A diferencia del icono de Rublev, aquí están presentes Sara y Abraham, ya ancianos. Los misteriosos visitantes les anuncian, de parte de Dios, lo “imposible”: que tendrán un hijo, “en el tiempo señalado, la próxima primavera”. Y que será el origen de un pueblo grande, en el que serán bendecidos todos los pueblos de la tierra.
Abraham parece recapacitar sobre la promesa que Dios ya le había hecho: que sería padre de un pueblo más numeroso que las estrellas del cielo y las arenas del mar. Con sus brazos caídos, manifesta la disponibilidad a servir en lo que haga falta. Sobre el azul (el misterio y la memoria de Dios) de fondo de sus recuerdos, su rostro queda iluminado con toques rojo y verde (amor y esperanza), y su cabeza reluce de amarillo y oro por la gloria de la realeza que va a participar.
Si se agranda la imagen, en la parte superior se distinguen un viajero a lomos de caballería (el viaje de Abraham cuando salió “hacia la tierra que yo te mostraré”, como acaece con toda vocación, cf. Gn 12, 1), y la mano de Dios que le acompaña desde lo alto.

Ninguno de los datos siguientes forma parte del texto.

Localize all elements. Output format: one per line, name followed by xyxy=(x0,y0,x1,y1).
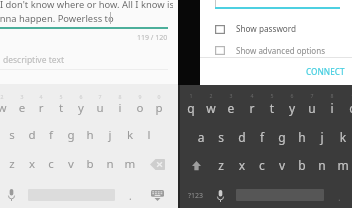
staticText: f xyxy=(254,129,270,145)
staticText: . xyxy=(338,190,341,204)
staticText: 7 xyxy=(304,92,320,99)
staticText: i xyxy=(324,100,340,116)
staticText: l xyxy=(141,127,157,143)
staticText: o xyxy=(345,100,352,116)
staticText: 7 xyxy=(92,93,108,100)
button[interactable]: Hide keyboard xyxy=(151,190,164,201)
staticText: t xyxy=(264,100,280,116)
staticText: j xyxy=(102,127,118,143)
staticText: CONNECT xyxy=(306,66,345,77)
staticText: s xyxy=(4,127,20,143)
staticText: w xyxy=(203,100,219,116)
button[interactable]: Voice input xyxy=(8,189,15,201)
staticText: onna happen. Powerless to xyxy=(0,12,114,25)
staticText: h xyxy=(82,127,98,143)
staticText: z xyxy=(213,157,229,173)
staticText: 8 xyxy=(112,93,128,100)
staticText: 0 xyxy=(151,93,167,100)
staticText: ?123 xyxy=(188,191,204,201)
staticText: v xyxy=(274,157,290,173)
staticText: 8 xyxy=(324,92,340,99)
staticText: n xyxy=(102,156,118,172)
button[interactable]: Show password xyxy=(208,18,348,40)
staticText: 3 xyxy=(14,93,30,100)
staticText: c xyxy=(43,156,59,172)
staticText: x xyxy=(24,156,40,172)
button[interactable]: Show advanced options xyxy=(208,40,348,58)
staticText: u xyxy=(92,100,108,116)
staticText: , I don't know where or how. All I know … xyxy=(0,0,173,11)
staticText: 5 xyxy=(53,93,69,100)
staticText: y xyxy=(284,100,300,116)
staticText: g xyxy=(63,127,79,143)
staticText: p xyxy=(151,100,167,116)
staticText: o xyxy=(132,100,148,116)
staticText: g xyxy=(274,129,290,145)
staticText: 1 xyxy=(183,92,199,99)
staticText: d xyxy=(24,127,40,143)
staticText: x xyxy=(234,157,250,173)
staticText: f xyxy=(43,127,59,143)
staticText: u xyxy=(304,100,320,116)
staticText: 2 xyxy=(203,92,219,99)
staticText: w xyxy=(0,100,10,116)
staticText: e xyxy=(14,100,30,116)
staticText: Show password xyxy=(236,23,297,34)
staticText: q xyxy=(183,100,199,116)
staticText: c xyxy=(254,157,270,173)
staticText: 2 xyxy=(0,93,10,100)
staticText: n xyxy=(314,157,330,173)
staticText: a xyxy=(193,129,209,145)
staticText: v xyxy=(63,156,79,172)
staticText: 3 xyxy=(223,92,239,99)
staticText: descriptive text xyxy=(3,54,64,66)
staticText: 119 / 120 xyxy=(137,33,168,43)
staticText: r xyxy=(33,100,49,116)
staticText: h xyxy=(294,129,310,145)
staticText: m xyxy=(122,156,138,172)
staticText: m xyxy=(335,157,351,173)
button[interactable]: Voice input xyxy=(217,190,224,202)
staticText: k xyxy=(122,127,138,143)
button[interactable]: CONNECT xyxy=(299,61,349,80)
staticText: k xyxy=(335,129,351,145)
staticText: 6 xyxy=(284,92,300,99)
staticText: z xyxy=(4,156,20,172)
staticText: b xyxy=(82,156,98,172)
staticText: e xyxy=(223,100,239,116)
staticText: s xyxy=(213,129,229,145)
button[interactable]: Shift xyxy=(192,161,201,171)
button[interactable]: Backspace xyxy=(150,159,165,170)
staticText: . xyxy=(129,189,132,203)
staticText: t xyxy=(53,100,69,116)
staticText: 5 xyxy=(264,92,280,99)
staticText: 4 xyxy=(244,92,260,99)
staticText: Show advanced options xyxy=(236,45,325,56)
staticText: 6 xyxy=(73,93,89,100)
staticText: i xyxy=(112,100,128,116)
staticText: 4 xyxy=(33,93,49,100)
staticText: 9 xyxy=(132,93,148,100)
staticText: j xyxy=(314,129,330,145)
staticText: b xyxy=(294,157,310,173)
staticText: y xyxy=(73,100,89,116)
staticText: d xyxy=(234,129,250,145)
staticText: r xyxy=(244,100,260,116)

En la esquina superior derecha, una burbuja representa la oración de Abraham, sostenido por ángeles, en intercesión por Sodoma y Gomorra (cf. Gn 18, 23 ss).
La Trinidad aparece, en toda la escena, como vida y convivencia perfecta, comunicación plena y diálogo de amor que se abre al mundo, para hacernos participar del dinamismo de la vida divina.